RPAツールでできることは?導入効果や選び方を解説

本記事ではRPAツールによって具体的にどんな業務を効率化できるのか?RPAでできることやできないことを解説していきます。

RPAツールとは?

RPAとは、Robotic Process Automation(ロボティック・プロセス・オートメーション)の略です。RPAツールとは、オフィスでのパソコン業務を自動化するツールです。オフィス業務には定型業務やデータ入力など社員が毎日行っているルーティンワークが存在します。

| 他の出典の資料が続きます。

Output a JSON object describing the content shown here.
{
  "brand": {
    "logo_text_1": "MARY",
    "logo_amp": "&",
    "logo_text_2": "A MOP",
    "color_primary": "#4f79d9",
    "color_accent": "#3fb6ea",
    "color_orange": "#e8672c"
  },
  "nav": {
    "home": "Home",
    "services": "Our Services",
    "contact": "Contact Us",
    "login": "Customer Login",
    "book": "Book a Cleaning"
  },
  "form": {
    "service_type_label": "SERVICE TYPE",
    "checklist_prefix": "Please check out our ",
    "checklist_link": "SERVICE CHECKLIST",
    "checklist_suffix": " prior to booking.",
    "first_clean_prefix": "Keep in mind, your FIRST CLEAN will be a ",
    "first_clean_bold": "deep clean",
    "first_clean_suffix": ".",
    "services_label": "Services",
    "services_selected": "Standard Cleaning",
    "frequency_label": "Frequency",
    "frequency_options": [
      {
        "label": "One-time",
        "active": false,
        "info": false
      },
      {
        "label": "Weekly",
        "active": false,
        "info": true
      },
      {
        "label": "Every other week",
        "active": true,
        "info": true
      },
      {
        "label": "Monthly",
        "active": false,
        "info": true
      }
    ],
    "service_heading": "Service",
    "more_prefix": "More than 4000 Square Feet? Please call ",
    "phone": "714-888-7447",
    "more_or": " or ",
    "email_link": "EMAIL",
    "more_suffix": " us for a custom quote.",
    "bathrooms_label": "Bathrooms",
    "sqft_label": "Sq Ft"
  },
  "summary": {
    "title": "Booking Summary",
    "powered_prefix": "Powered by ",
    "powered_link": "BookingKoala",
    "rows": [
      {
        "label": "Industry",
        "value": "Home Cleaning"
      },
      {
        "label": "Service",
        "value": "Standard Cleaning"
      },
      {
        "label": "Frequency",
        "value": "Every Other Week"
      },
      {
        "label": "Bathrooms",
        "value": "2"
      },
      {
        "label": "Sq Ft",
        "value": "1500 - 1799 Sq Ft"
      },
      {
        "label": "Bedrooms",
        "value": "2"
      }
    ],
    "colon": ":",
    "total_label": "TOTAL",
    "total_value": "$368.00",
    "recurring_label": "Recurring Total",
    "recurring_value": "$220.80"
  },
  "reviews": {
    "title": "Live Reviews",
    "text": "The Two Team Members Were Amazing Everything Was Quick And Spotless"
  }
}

そのルーティンワークを作成されたシナリオに基づいてロボットが動作し、業務の効率化を図るのがRPAツールです。RPAツールは手順やルールが決まっている総務・経理・人事部門などの事務処理、電話やメール対応のサポート業務など単純な反復作業に適しています。またRPAツールの特徴は、Webブラウザやアプリケーションなど複数のシステムをまたいで作業を自動化できる点です。

人工知能(AI)との違い

RPAツールとAI(人工知能)との違いは、自律的な判断ができるかです。RPAツールは指示に基づいて人間の作業を模倣してタスクを実行します。自律的に物事を判断できる能力はなく、指示がない場合は対応できません。RPAツールは、作業手順の変更があれば人による管理が適宜必要になります。一方、AIは人間の知能を模倣する技術です。学習機能によって得られたデータからパターンや関連性を見つけ出し、複雑な作業も自分で判断して実行します。つまり、単純な反復作業の自動化を実行するRPAツールは自律的な判断はできませんが、AIは予期せぬ変更が起きた際も自律的に業務の見直しや改善ができるという違いがあります。

マクロ機能(VBA)との違い

RPAツールとマクロ機能(VBA)との違いは、自動化できる業務の範囲とプログラミングの知識が必要かどうかです。人間が設定した作業を自動的に行うという点では、両者は同じです。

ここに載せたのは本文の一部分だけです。